Ama iyi kızdı Nesrin. Safın önde gideniydi, gençken de iyiydi. Kardeşi vardı bunun. Serpil miydi, Sevde miydi, Serap mıydı? Tüm köye bitini bulaştırmıştı. Nesrin gibi onun da saçları yağ içindeydi. Hah, Seher’di Seher. Seher’in evlendiği adam genç yaşta öldü de dul kalmıştı kızcağız. Bitler yemiştir belki de adamı, hahaha. Uğursuzdu bunların ailesi zaten. Bizim köye geldiklerinde köylü bayağı olay çıkarmış gidin buradan diye. Öyle anlatırlar hep yani. Ama Nesrin iyiydi. Çalışkandı, dürüsttü. Her işi eline yüzüne bulaştırırdı ama iyiydi. Keşke gelse ya şimdi. İki lafın belini kırardık kız Nesrin.
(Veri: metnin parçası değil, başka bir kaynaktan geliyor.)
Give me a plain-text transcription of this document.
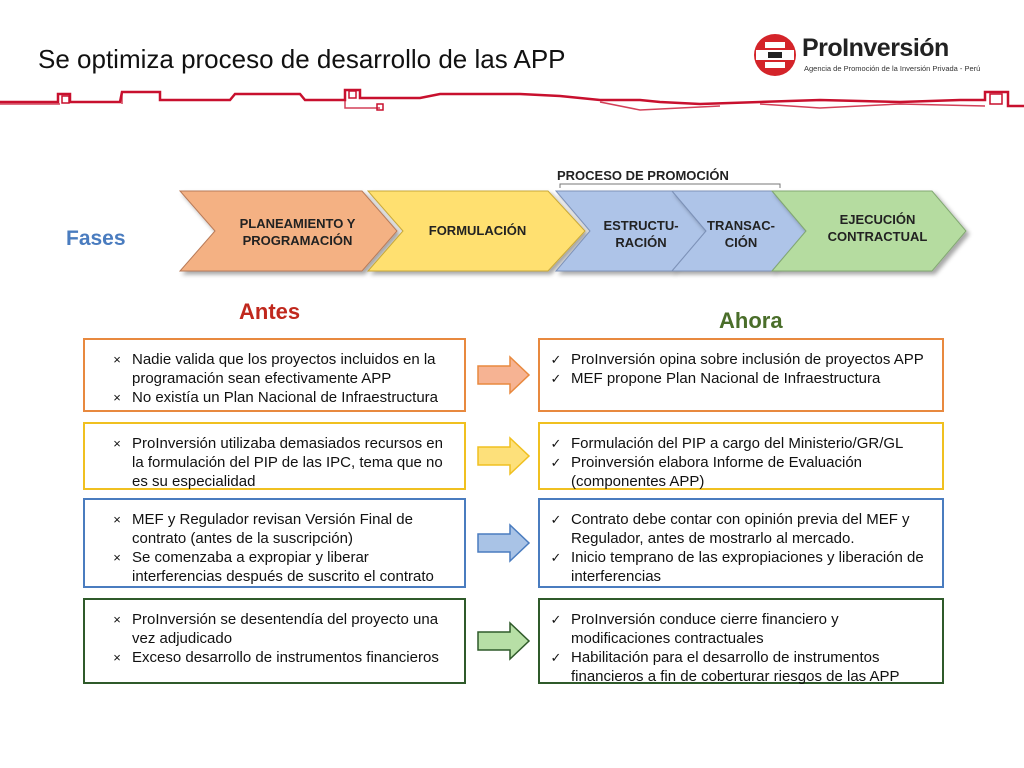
Se optimiza proceso de desarrollo de las APP	ProInversión
Agencia de Promoción de la Inversión Privada - Perú
Fases
PROCESO DE PROMOCIÓN
PLANEAMIENTO Y
PROGRAMACIÓN
FORMULACIÓN	ESTRUCTU-
RACIÓN
TRANSAC-
CIÓN
EJECUCIÓN
CONTRACTUAL
Antes	Ahora
× Nadie valida que los proyectos incluidos en la programación sean efectivamente APP
× No existía un Plan Nacional de Infraestructura
✓ ProInversión opina sobre inclusión de proyectos APP
✓ MEF propone Plan Nacional de Infraestructura
× ProInversión utilizaba demasiados recursos en la formulación del PIP de las IPC, tema que no es su especialidad
✓ Formulación del PIP a cargo del Ministerio/GR/GL
✓ Proinversión elabora Informe de Evaluación (componentes APP)
× MEF y Regulador revisan Versión Final de contrato (antes de la suscripción)
× Se comenzaba a expropiar y liberar interferencias después de suscrito el contrato
✓ Contrato debe contar con opinión previa del MEF y Regulador, antes de mostrarlo al mercado.
✓ Inicio temprano de las expropiaciones y liberación de interferencias
× ProInversión se desentendía del proyecto una vez adjudicado
× Exceso desarrollo de instrumentos financieros
✓ ProInversión conduce cierre financiero y modificaciones contractuales
✓ Habilitación para el desarrollo de instrumentos financieros a fin de coberturar riesgos de las APP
Nesrin’in çocuğu falan olmamış. Öyle diyor kadınlar. İnce hastalığı varmış herhâlde. Soğuk mu aldı acaba bir yerlerden? Yerinde durmazdı zaten. Bağa bahçeye gider akşama kadar evine dönmezdi. Soğuktan almışsa demek ki hastalığı. Saf işte. Adam boşamıştır bunu kesin. Nesrin’e de bu yapılmaz ama kim ne yapsın çocuğu olmayan kadını. Bayağı da zayıflamış. Kara kuru bir şey kalmış diye laf dolanıyor ortada. İyi olmuş kız Nesrin. O kiloyla nasıl yaşadın zaten, valla sevindim. İyi olmuş iyi. Hep derdi zaten şu kilom gitse dünya güzeliyim diye. Ya sen nasıl dünya güzeli olacaksın şekerim?! Aklının yetmediği konularda nasıl da kendine güveniyorsun aklım almıyor. Dünya güzeli dediğinin yüzü beyaz kâğıt gibi, saçları başaklar gibi sapsarı olur. Benim gibi olur yani. Bak bana, yıllar geçti hâlâ yüzüm ay gibi parlar. İki çocuğum oldu, gram kilo almadım. Öyle haybeden konuş sen. Hahaha.
Kızım bakmasana öyle, şu misafirlere su falan ikram et. Bön bön suratıma bakıyorsun. Kız, Seher mi o? Aaa Seher de gelmiş. Hoş geldin, gel bak benim kocam da öldü. Yok, yok kederinden değil sefasından öldü. Benim gibi karısı vardı, zevk ü sefa içinde öldü Duran’ım. Enişten gibi zengin değildi ama öldü o da işte, napsın. Senin kocan da zengin miydi bari? Gül sen gül! Yediniz kocalarınızı, ben sanki bilmiyorum. Kızım bak bağırtma beni. Şu camı falan açın, bir hava alsın ev. Sanki gelenlerin hep kocası öldü.
Melahat abla gelsin de şu merasim başlasın artık. Nesrin de gelseydi keşke. Melahat abla çok severdi onu ama beni daha çok severdi. Çünkü ben namaz surelerini hep bilirim. Nesrin’in dili dönmezdi çoğuna, eveleyip gevelerdi. Ama çalışırdı yine de, uğraşırdı. Ben tek seferde ezberler okurdum. O, bir Subhaneke diyemezdi. Değil mi kız Seher? Sen de bilmezsin gerçi, nereden bileceksin Subhaneke’yi. Sizin ailede yok bunlar. İnsanın terbiyesi aileden başlarmış, Melahat abla öyle derdi. Bak bize. Benim kızın terbiyesini örnek alır hep arkadaşları. Biz de bir şey biliyoruz yani. Senin ablan neydi ki sen ne olacaksın Seher! Şükür geldin kız Melahat abla. Sabahtan beridir içim çürüdü burada şu insanlara bakmaktan. Bir Yasin okursun, şu pis hava dağılır şimdi, hadi.
Kaynanası Nesrin’i sokağa atmış. Komşulardan duydum. Yazık kız Nesrin. Üzüldüm şimdi. Arkandan neler der şimdi bu kadınlar. Amma fiskoscu bunlar da. Her şeyi biliyorlarmış gibi tövbe ya Rabbim! Dedikodunun haram olduğunu bilmiyorlar bir. Nesrin de bilmezdi gençken. Bunlar şimdi hep cehennemlik, değil mi Melahat abla?